Thursday, August 17, 2023

Forging the French-American Alliance in Morristown, New Jersey.




On August 27 at 1:00, Dr. Iris de Rode will uncover unknown details on French-American cooperation during the last stages of the American Revolution, with an emphasis on Morristown as a key location for the French-American alliance.

In April 1780, during the American Revolutionary War, George Washington hosted the French ambassador to the United States, Chevalier de La Luzerne, at his headquarters at Morristown, NJ. Here, La Luzerne informed Washington that the French King planned to send an army to fight with him and, hopefully, finally defeat the British. La Luzerne was aware that assistance was on its way, but did not know when it would arrive. When La Luzerne returned to his residence in Philadelphia, the Marquis de Lafayette, who just returned from France, informed him that plans were formed for the deployment of an expeditionary army to North America. Lafayette told La Luzerne that the Comte de Rochambeau had been raised to the rank of general and that he and his forces would be arriving in America over the summer. La Luzerne had known Rochambeau since his days as an officer in the Seven Years' War, and he was delighted to discover that two of his old companions, the Chevalier de Chastellux and the Comte de Vioménil, would serve as Rochambeau's Major Generals. Throughout the next months, these four French noblemen would collaborate with George Washington and his staff, and together they would win the Battle of Yorktown (1781). This lecture will concentrate on this collaboration, drawing on unknown source material and emphasizing the unappreciated roles of La Luzerne, Chastellux, and Vioménil, all of whom visited Morristown at different moments of their stay in America. 

Iris de Rode received her doctorate from the Université de Paris VIII in November 2019, for her dissertation entitled François-Jean de Chastellux (1734-1788), un soldat-philosophe dans le monde atlantique à l'époque des Lumières (Paris: Éditions Honoré Champion, 2022) . Together with her PhD supervisor, Prof. Bertrand van Ruymbeke, she co-authored Le Journal de Dumas (16 juin-6 octobre 1781). Sur les traces de l'indépendance des États-Unis (Monfaucon: Éditions Jean-Jacques Wuillaume, 2018). 

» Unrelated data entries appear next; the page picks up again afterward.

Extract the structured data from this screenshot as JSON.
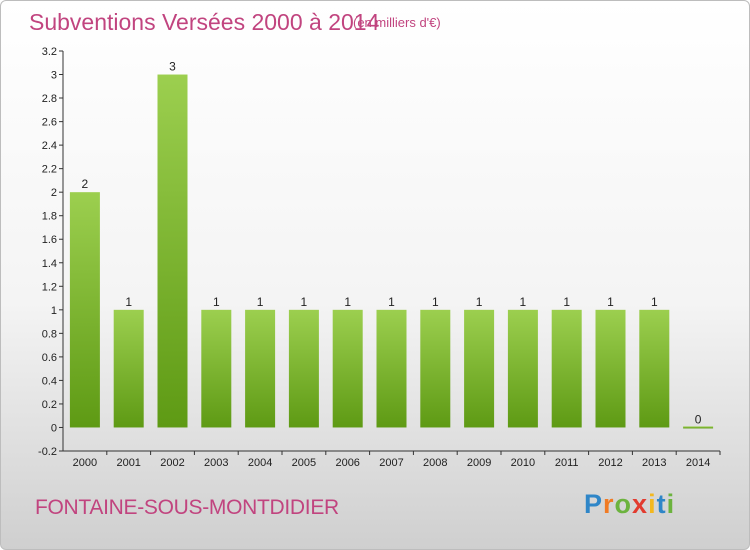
{
  "header": {
    "title": "Subventions Versées 2000 à 2014",
    "subtitle": "(en milliers d'€)"
  },
  "footer": {
    "commune": "FONTAINE-SOUS-MONTDIDIER",
    "logo_letters": [
      "P",
      "r",
      "o",
      "x",
      "i",
      "t",
      "i"
    ]
  },
  "colors": {
    "title": "#c1447f",
    "bar_top": "#9ccf4f",
    "bar_bottom": "#5e9a14"
  },
  "chart_data": {
    "type": "bar",
    "title": "Subventions Versées 2000 à 2014",
    "categories": [
      "2000",
      "2001",
      "2002",
      "2003",
      "2004",
      "2005",
      "2006",
      "2007",
      "2008",
      "2009",
      "2010",
      "2011",
      "2012",
      "2013",
      "2014"
    ],
    "values": [
      2,
      1,
      3,
      1,
      1,
      1,
      1,
      1,
      1,
      1,
      1,
      1,
      1,
      1,
      0
    ],
    "data_labels": [
      "2",
      "1",
      "3",
      "1",
      "1",
      "1",
      "1",
      "1",
      "1",
      "1",
      "1",
      "1",
      "1",
      "1",
      "0"
    ],
    "yticks": [
      -0.2,
      0,
      0.2,
      0.4,
      0.6,
      0.8,
      1,
      1.2,
      1.4,
      1.6,
      1.8,
      2,
      2.2,
      2.4,
      2.6,
      2.8,
      3,
      3.2
    ],
    "ytick_labels": [
      "-0.2",
      "0",
      "0.2",
      "0.4",
      "0.6",
      "0.8",
      "1",
      "1.2",
      "1.4",
      "1.6",
      "1.8",
      "2",
      "2.2",
      "2.4",
      "2.6",
      "2.8",
      "3",
      "3.2"
    ],
    "ylim": [
      -0.2,
      3.2
    ],
    "grid": false,
    "legend": "none"
  }
}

Iris is currently working on a new English book titled "Military Enlightenment on the Ground" that will be published by the University of Virginia Press in 2024. She has received 18 fellowships for her work, including from George Washington's Mount Vernon, Thomas Jefferson's Monticello, the Society of the Cincinatti and the American Philosophical Society. Iris has been teaching American and Transatlantic history at the French University SciencesPo Paris as an adjunct faculty member since 2013. She is also working on public history initiatives with the National Park Service, the Washington Rochambeau Revolutionary Route Association, the Philadelphia Museum of the American Revolution, and George Washington's Mount Vernon and the French embassy in Washington DC. She is the US committee member of “America 2026”. She recently obtained the prestigious Prix Guizot of the Académie Française for her book on Chastellux. 

Where: Morristown National Historical Park Museum auditorium; When: Sunday, August 27, 1:00; Cost: Free.